Intel’s dominant market share and high margins in server platforms have enabled it to pursue its expensive mobile dream, though its real opportunity lies not in going head-to-head with Qualcomm in a saturated smartphone space, but in ‘post-PC’ form factors – reinvented, highly mobile PCs, such as Chromebooks and Ultrabooks, which tend to come from Intel’s familiar ecosystem, and which have significant growth potential ahead. The surprising resilience of the PC market last year, thanks to these new designs, has squeezed tablet growth and given Intel hope that the devices of the future will not be all dictated by the Qualcomm approach to design.

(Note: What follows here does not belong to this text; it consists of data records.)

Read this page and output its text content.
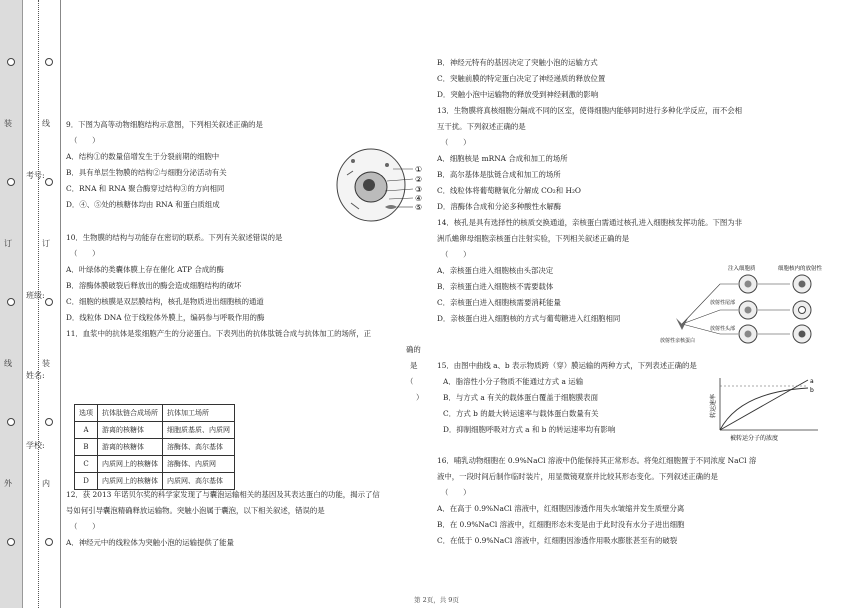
装
订
线
外
考号:
班级:
姓名:
学校:
线
订
装
内
9．下图为高等动物细胞结构示意图，下列相关叙述正确的是
（　　）
A．结构①的数量倍增发生于分裂前期的细胞中
B．具有单层生物膜的结构②与细胞分泌活动有关
C．RNA 和 RNA 聚合酶穿过结构③的方向相同
D．④、⑤处的核糖体均由 RNA 和蛋白质组成
①
②
③
④
⑤
10．生物膜的结构与功能存在密切的联系。下列有关叙述错误的是
（　　）
A．叶绿体的类囊体膜上存在催化 ATP 合成的酶
B．溶酶体膜破裂后释放出的酶会造成细胞结构的破坏
C．细胞的核膜是双层膜结构，核孔是物质进出细胞核的通道
D．线粒体 DNA 位于线粒体外膜上，编码参与呼吸作用的酶
11．血浆中的抗体是浆细胞产生的分泌蛋白。下表列出的抗体肽链合成与抗体加工的场所，正
确的
是
（
）
选项	抗体肽链合成场所	抗体加工场所
A	游离的核糖体	细胞质基质、内质网
B	游离的核糖体	溶酶体、高尔基体
C	内质网上的核糖体	溶酶体、内质网
D	内质网上的核糖体	内质网、高尔基体
12．获 2013 年诺贝尔奖的科学家发现了与囊泡运输相关的基因及其表达蛋白的功能，揭示了信
号如何引导囊泡精确释放运输物。突触小泡属于囊泡，以下相关叙述，错误的是
（　　）
A．神经元中的线粒体为突触小泡的运输提供了能量
B．神经元特有的基因决定了突触小泡的运输方式
C．突触前膜的特定蛋白决定了神经递质的释放位置
D．突触小泡中运输物的释放受到神经刺激的影响
13．生物膜将真核细胞分隔成不同的区室，使得细胞内能够同时进行多种化学反应，而不会相
互干扰。下列叙述正确的是
（　　）
A．细胞核是 mRNA 合成和加工的场所
B．高尔基体是肽链合成和加工的场所
C．线粒体将葡萄糖氧化分解成 CO₂和 H₂O
D．溶酶体合成和分泌多种酸性水解酶
14．核孔是具有选择性的核质交换通道，亲核蛋白需通过核孔进入细胞核发挥功能。下图为非
洲爪蟾卵母细胞亲核蛋白注射实验，下列相关叙述正确的是
（　　）
A．亲核蛋白进入细胞核由头部决定
B．亲核蛋白进入细胞核不需要载体
C．亲核蛋白进入细胞核需要消耗能量
D．亲核蛋白进入细胞核的方式与葡萄糖进入红细胞相同
注入细胞质	细胞核内的放射性
放射性尾部
放射性头部
放射性亲核蛋白
15．由图中曲线 a、b 表示物质跨（穿）膜运输的两种方式，下列表述正确的是
A．脂溶性小分子物质不能通过方式 a 运输
B．与方式 a 有关的载体蛋白覆盖于细胞膜表面
C．方式 b 的最大转运速率与载体蛋白数量有关
D．抑制细胞呼吸对方式 a 和 b 的转运速率均有影响
a
b
被转运分子的浓度
转运速率
16．哺乳动物细胞在 0.9%NaCl 溶液中仍能保持其正常形态。将兔红细胞置于不同浓度 NaCl 溶
液中，一段时间后制作临时装片，用显微镜观察并比较其形态变化。下列叙述正确的是
（　　）
A．在高于 0.9%NaCl 溶液中，红细胞因渗透作用失水皱缩并发生质壁分离
B．在 0.9%NaCl 溶液中，红细胞形态未变是由于此时没有水分子进出细胞
C．在低于 0.9%NaCl 溶液中，红细胞因渗透作用吸水膨胀甚至有的破裂
第 2页，共 9页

To reflect that post-PC opportunity, and to reduce costs, Intel has merged its mobile and communications unit into its PC chip division, while reducing its reliance on subsidies. It should slash costs in the mobile activity by $800 million this year, it said, though clearly that comes nowhere near to eradicating the scale of losses in the unit. However, revenues from the newly merged PC Client group exceeded targets in 2014, up 4% to $34.7 billion – despite an 85% fall in revenue from the mobile business – as the PC sector defied dire predictions of its demise.

“We’re proud that the company reached these milestones, but we have more work ahead of us in 2015,” CEO Brian Krzanich said on a conference call. “A key goal for mobility is to improve profitability.”